Zaman geçer gider
Zaman geçer gider. Akarsuların akması hiç durmaz. Akarsu kir tutmaz. Çalışan demir pas tutmaz. Bütün bu sözlerde hiçbir şeyin durağan olmadığı, her bir şeyin hareket halinde olduğu anlatılır. Ama şairin dediği gibi her nesnenin bir bitimi var elbette.
Günü gününe yaşarken insanlar birbirlerini kırıp-dökerler. Hisler dünyasında kaleler dikilir ümitlerden. Kaleler yıkılır. Gönüller kazanılır, kırılır, kaybedilir. Ama hayat da her şey gibi bitecektir.
Dostluklar, yakınlaşmalar, sevgiler, tutkular, aşklar yeşerir gönüllerde. Kırılmalar, kırgınlıklar, pişmanlıklar, kin, nefret, düşmanlık, savaşlar yaşanır irili-ufaklı. Çekişmeler, didişmeler, rakibin başarısını önleme çalışmaları, başarmak için harcanan çabalar ve hayat geçip gider, zaman geçer gider.
Xxxx
İnsan her şeyi, her hali bildiğini sanır. Hiç eksiği yok sanır. Kendini hep mükemmel sanır ve gösterir.
Ünlü bir gazeteci ve edebiyatçımız çalıştığı gazetede bir arkadaşının ölümü üzerine yazdığı bir güzelleme-mersiye yazısında ilginç bir cümle yazmıştı.
Bir başka arkadaşının annesi ölmüştü. O arkadaşı annesi öldüğü günden beri hep kek ile besleniyor, asla kahvaltı yemiyordu. Neden diye sormuşlar, o da şöyle demiş.
-Peynirin, zeytinin nereden alındığını, alınacağını bilmiyorum. Onun için.
Xxxx
İnsan her şeyi bildiğini sanır, en azından işini en iyi kendisinin yaptığını üşünür. Fakat bazen insan peynirin nereden alınacağını dahi bilmeyebiliyor. Şaşılacak şey, ama şaşılacak bir şey değil.
İnsan felsefe ile meşgul olduğunda yeryüzünde kendini tanıtmış tüm düşünce adamlarının hangi konuda ne düşündüğünü bilir ama, toplu taşıma aracına binmek için akbili nereden, nasıl alacağını bilmez.
Küçük şeyler denilen bir çok şeyi büyük adamlar bilmeyebilir. İlgi alanı dışında ise insan en küçük, basit bir konuyu da bilmeyebilir. Ayıplamak gerekir mi? Asla.
Xxxx
Çok ünlü ve şimdi de çok ünlü bir gazetecimiz bir gazetenin Yayın Müdürü. Gazetenin atılım yapması, daha çok satması hedefleniyor. Okuyucuya hediyeler, ikramlar verilme dönemi. Farklı bir şey vermek, ilgi çekmek gerek. Tüm yazıişleri kadrosu toplantıda. Herkes fikirlerini söylüyor.

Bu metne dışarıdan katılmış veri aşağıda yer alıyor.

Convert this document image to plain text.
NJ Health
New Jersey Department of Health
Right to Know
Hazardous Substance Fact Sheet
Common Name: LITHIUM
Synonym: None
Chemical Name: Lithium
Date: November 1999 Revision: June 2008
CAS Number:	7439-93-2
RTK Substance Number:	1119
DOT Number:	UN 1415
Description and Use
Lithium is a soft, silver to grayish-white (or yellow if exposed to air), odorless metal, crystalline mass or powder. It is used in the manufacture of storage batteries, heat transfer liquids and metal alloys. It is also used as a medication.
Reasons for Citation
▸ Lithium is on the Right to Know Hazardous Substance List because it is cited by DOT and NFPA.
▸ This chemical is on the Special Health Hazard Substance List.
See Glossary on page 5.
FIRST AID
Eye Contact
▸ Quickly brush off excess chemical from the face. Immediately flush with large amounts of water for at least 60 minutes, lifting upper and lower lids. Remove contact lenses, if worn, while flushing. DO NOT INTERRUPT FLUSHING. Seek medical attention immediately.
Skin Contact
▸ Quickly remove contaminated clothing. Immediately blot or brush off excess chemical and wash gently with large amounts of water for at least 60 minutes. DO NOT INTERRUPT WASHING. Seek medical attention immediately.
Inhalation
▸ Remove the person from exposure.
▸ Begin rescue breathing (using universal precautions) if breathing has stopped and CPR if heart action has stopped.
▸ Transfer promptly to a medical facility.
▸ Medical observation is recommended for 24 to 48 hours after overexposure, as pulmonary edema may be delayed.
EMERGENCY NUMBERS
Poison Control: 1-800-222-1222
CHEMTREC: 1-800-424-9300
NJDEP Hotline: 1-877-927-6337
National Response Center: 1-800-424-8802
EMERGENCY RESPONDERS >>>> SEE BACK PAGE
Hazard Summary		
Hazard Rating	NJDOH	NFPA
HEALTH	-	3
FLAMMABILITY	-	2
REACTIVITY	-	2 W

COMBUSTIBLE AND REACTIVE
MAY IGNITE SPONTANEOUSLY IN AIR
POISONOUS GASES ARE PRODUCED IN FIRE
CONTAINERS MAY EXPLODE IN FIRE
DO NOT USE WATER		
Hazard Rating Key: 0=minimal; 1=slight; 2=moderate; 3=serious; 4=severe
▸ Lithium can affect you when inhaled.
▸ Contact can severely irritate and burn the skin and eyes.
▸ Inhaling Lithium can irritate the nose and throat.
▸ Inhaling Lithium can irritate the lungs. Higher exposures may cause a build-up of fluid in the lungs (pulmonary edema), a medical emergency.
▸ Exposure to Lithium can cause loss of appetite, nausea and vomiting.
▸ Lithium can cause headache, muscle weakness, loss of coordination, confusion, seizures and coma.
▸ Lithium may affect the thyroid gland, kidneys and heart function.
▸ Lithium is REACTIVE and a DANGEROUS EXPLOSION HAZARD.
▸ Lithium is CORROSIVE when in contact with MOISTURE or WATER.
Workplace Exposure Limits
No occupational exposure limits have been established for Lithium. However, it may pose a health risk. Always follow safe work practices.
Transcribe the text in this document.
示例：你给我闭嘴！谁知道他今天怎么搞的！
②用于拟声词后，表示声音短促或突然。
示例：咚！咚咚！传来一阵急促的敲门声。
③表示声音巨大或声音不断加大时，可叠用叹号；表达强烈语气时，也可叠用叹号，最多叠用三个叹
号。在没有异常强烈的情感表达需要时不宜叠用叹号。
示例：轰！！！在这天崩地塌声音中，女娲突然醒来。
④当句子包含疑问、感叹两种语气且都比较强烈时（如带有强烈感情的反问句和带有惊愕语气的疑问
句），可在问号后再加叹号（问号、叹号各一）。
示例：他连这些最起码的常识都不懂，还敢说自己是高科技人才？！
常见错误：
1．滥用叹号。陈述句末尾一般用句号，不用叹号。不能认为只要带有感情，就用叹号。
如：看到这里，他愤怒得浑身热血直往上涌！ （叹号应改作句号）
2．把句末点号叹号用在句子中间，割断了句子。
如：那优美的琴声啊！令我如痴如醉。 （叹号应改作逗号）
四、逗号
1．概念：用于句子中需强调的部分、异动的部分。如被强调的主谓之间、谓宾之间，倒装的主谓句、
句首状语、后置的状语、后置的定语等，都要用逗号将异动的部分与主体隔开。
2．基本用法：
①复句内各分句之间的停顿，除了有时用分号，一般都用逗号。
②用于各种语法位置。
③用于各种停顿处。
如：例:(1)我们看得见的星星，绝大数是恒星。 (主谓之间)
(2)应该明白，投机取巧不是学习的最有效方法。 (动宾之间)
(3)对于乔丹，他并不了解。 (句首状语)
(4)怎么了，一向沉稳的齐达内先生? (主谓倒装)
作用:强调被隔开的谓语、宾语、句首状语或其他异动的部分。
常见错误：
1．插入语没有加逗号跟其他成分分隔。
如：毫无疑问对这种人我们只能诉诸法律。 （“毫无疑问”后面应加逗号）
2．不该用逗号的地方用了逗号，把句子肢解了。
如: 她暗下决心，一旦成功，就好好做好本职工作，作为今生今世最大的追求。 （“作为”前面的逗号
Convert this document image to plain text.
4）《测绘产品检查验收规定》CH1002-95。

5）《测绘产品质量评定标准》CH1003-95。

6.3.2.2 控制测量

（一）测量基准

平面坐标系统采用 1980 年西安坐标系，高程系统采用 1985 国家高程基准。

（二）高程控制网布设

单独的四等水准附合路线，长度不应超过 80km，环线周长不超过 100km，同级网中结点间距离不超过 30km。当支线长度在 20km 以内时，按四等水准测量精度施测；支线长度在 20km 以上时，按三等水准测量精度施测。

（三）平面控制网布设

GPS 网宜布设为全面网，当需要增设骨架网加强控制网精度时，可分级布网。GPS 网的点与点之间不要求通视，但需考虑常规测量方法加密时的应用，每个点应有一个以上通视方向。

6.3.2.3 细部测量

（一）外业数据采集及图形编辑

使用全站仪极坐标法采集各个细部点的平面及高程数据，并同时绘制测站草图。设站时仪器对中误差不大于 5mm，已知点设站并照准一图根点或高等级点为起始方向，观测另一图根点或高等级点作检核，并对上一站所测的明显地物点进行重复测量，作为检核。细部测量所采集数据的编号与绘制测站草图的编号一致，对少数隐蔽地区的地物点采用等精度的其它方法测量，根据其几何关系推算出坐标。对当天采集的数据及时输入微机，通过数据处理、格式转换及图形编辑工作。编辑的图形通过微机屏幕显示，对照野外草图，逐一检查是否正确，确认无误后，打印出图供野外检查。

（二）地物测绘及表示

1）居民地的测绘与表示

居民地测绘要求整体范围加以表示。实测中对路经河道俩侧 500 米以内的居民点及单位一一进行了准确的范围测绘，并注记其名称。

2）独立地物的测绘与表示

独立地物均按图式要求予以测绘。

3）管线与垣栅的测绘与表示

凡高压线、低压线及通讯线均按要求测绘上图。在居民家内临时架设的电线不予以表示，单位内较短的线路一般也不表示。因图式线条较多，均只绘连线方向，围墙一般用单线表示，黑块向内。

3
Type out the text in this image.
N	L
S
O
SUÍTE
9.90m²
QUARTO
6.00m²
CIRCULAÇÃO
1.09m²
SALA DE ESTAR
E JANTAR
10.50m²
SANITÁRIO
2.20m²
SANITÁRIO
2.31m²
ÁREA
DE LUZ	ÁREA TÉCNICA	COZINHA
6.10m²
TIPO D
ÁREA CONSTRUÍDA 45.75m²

O dönemde Bedreddin Dalan belediye başkanı mavibüs diye otobüsleri maviye boyatmış, bir kart icat etmiş. Herkes o kartla otobüse biniyor ve şehriçi ulaşımda vatandaşa bir ucuzluk sağlıyor bu kart. Mavikart.
Ünlü gazetecimiz tüm dünya siyasetine hakim. Uluslar arası ilişkilerde isabetli çözümlemeleri var. Yurtdışı seyahat onun için mavi kartla halk otobüsüne binmek gibi sıradan.
Toplantıdaki gazetecilerden biri
-Efendim mavi kart verelim okurlara kuponla diyor.
Ünlü gazetecimiz hiçbir şey anlamamış, zihnine bir heyula düşmemiş. Mavi kart nedir diye sormuş.
Alt kademedeki gazeteciler açıklama yapmışlar. Türkiye’de İstanbul şartlarında Belediye Başkanı, toplu taşıma, iktisadi geçim şartları derken uzunca bir izahata dönüşmüş toplantı.
Ünlü gazetecimiz yine de mavi kart nedir anlayamamış. Bu kartın okura verilmesi durumunda okuru neden bu gazeteci aldıracağını izah edememişler.
-Başka bir şey düşünün demiş ünlü gazete yönetmeni.
Yani benin bildiğim bir şeyi düşünün demek istemiş.
Xxxx
Böyledir hayat. İnsan her şeyi bildiğini sanır. Ufukları geniş olanlar ayaklarını bastıkları yeri görmeyebilirler. Çok bilen çok yanılır demiş atalar. Her şeyi bilmeyin yahu. ‘Ben bunu bilmiyoru’ demek de bir fazilettir, erdemdir.